Even close American allies have refused to allow their citizens to be tried for cybercrimes on American soil. Last fall, British Home Secretary Theresa May declined to extradite Gary McKinnon, a British citizen, to face charges of breaking into computer networks of NASA and the Pentagon in 2002. At the time, authorities called the break-in "the biggest military hack of all time."

McKinnon admitted to accessing U.S. government computers but maintains he was only looking for evidence of UFOs. May sided with McKinnon’s supporters, who argued that he suffers from Asperger's syndrome and depression.

"After careful consideration of all of the relevant material, I have concluded that Mr McKinnon's extradition would give rise to such a high risk of him ending his life that a decision to extradite would be incompatible with Mr McKinnon's human rights,” May said last fall.

Some accused cybercriminals have not only avoided extradition to the United States, they have even become public figures in their home countries.
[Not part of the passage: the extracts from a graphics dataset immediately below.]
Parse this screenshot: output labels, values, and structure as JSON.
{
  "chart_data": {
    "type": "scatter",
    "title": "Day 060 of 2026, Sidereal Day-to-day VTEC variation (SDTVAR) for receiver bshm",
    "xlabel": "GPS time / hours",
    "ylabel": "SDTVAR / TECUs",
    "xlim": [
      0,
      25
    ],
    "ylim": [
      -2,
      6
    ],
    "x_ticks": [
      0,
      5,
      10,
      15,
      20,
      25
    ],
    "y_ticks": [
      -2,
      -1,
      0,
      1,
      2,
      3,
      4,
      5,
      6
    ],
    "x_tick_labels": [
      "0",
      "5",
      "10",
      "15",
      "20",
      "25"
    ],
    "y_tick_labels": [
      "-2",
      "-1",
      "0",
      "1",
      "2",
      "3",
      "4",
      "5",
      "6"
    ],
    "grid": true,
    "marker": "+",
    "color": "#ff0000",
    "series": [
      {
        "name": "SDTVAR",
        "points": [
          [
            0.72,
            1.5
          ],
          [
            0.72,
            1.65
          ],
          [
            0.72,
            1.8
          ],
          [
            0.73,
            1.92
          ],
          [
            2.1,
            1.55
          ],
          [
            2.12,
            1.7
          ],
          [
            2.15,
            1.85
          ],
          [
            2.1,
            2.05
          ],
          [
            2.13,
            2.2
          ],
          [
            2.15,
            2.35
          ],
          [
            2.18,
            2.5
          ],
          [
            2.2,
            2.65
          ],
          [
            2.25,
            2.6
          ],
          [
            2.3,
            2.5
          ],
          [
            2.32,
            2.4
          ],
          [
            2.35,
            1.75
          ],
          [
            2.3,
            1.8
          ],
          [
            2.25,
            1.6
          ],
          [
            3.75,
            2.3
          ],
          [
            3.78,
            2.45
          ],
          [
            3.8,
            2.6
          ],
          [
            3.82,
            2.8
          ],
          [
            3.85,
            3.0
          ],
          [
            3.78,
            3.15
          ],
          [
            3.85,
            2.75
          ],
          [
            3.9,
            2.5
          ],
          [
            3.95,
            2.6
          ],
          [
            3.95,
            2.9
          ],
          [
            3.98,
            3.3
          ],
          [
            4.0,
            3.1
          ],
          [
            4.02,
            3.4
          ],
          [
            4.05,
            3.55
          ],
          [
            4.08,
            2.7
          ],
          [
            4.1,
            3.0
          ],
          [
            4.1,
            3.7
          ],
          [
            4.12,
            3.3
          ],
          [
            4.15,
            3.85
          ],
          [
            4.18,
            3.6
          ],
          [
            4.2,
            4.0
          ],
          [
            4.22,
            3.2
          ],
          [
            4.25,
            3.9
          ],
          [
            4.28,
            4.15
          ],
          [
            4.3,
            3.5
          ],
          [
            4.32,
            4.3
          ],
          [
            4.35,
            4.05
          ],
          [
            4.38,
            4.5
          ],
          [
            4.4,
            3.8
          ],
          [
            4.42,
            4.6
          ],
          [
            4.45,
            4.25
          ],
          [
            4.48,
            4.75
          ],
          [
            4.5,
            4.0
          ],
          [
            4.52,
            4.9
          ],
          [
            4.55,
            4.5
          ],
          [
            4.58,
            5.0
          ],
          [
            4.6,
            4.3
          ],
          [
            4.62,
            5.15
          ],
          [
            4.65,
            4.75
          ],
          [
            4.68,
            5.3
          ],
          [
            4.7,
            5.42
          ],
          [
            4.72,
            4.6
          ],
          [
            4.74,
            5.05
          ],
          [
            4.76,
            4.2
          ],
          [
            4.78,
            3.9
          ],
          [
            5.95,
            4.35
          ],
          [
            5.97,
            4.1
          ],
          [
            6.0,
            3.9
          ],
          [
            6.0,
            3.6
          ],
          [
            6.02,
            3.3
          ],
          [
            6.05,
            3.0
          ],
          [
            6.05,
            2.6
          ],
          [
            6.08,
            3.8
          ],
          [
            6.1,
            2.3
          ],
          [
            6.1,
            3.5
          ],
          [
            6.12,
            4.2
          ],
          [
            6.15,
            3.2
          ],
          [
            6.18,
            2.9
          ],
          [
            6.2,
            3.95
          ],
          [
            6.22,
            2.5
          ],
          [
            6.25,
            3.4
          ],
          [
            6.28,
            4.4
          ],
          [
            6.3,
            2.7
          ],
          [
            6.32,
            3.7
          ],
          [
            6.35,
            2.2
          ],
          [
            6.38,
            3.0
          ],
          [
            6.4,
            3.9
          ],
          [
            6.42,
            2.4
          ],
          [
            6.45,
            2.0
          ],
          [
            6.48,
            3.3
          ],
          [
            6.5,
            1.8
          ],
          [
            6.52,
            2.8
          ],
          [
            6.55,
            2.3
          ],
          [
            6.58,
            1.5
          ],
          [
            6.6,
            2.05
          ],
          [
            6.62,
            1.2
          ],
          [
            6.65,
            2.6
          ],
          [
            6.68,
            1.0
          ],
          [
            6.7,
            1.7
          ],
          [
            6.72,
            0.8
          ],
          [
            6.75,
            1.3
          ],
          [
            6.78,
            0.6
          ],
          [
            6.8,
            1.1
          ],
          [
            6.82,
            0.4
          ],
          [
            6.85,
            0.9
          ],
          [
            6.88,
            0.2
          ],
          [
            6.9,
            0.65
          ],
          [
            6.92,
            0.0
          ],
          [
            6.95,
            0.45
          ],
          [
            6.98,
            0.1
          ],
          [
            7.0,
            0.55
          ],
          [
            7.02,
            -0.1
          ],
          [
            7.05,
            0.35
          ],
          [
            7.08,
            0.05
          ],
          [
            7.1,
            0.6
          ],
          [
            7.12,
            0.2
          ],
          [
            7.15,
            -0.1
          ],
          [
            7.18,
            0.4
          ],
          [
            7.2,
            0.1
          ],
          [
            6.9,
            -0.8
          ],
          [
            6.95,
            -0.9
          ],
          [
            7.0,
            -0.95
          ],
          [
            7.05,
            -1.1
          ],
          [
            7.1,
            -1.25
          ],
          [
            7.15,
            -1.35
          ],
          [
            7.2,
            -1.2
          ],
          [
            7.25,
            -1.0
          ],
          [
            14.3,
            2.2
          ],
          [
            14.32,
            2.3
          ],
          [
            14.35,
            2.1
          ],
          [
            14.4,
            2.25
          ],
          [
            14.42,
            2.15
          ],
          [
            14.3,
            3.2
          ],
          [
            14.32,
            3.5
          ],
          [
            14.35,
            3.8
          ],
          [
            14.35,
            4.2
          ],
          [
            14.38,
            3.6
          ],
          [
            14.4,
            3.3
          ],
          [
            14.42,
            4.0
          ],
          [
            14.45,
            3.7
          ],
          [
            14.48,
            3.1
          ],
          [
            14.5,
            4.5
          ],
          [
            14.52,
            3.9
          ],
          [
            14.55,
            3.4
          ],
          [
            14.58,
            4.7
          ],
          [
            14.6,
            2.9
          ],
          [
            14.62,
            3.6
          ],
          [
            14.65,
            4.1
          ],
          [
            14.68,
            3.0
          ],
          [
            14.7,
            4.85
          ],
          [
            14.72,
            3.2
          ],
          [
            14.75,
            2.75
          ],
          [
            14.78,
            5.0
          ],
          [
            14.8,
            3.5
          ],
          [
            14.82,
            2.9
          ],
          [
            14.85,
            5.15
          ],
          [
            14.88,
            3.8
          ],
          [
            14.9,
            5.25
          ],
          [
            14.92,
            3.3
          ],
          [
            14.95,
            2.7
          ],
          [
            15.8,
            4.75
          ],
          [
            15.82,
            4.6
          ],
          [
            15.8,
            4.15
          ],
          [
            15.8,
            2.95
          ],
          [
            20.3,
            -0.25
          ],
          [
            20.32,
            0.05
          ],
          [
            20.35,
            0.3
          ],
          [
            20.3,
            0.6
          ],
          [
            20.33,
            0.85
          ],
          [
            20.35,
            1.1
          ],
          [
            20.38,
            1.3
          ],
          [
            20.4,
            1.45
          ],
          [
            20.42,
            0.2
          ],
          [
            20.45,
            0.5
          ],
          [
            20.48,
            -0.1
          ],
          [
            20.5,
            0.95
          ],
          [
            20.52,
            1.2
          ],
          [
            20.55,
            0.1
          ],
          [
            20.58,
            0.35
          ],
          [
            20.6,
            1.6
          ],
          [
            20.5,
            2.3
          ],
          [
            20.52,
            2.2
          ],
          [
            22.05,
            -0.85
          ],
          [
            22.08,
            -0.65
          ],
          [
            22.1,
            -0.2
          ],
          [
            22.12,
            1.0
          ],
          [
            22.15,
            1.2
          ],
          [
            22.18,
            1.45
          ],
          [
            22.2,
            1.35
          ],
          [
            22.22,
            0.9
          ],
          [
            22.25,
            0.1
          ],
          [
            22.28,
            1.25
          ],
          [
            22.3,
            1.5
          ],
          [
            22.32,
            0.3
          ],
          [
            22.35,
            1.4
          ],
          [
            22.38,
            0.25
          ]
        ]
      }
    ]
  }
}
In Ukraine in 2005, police arrested Dmitry Golubov, who went by the nickname “Script,” and charged him with running a website called CarderPlanet.com. The site was a popular forum for hackers to exchange data about stolen credit cards, a scheme that has cost U.S. banks millions of dollars in losses.

Golubov had been a fugitive for years “due to indifference from Ukrainian authorities,” according to a story in Wired.com. But a few months after his arrest, two Ukrainian politicians persuaded a local judge to drop the charges and release Golubov from prison.

Hilbert, who worked on the case while at the FBI, said the politicians convinced the judge that “it was a detriment to the Ukrainian economy to keep him in jail.”

“It was hurting those guys pocketbooks when the guy was no longer able to pay their bribes,” Hilbert said.

After his release, Golubov became the leader of the Internet Party of Ukraine.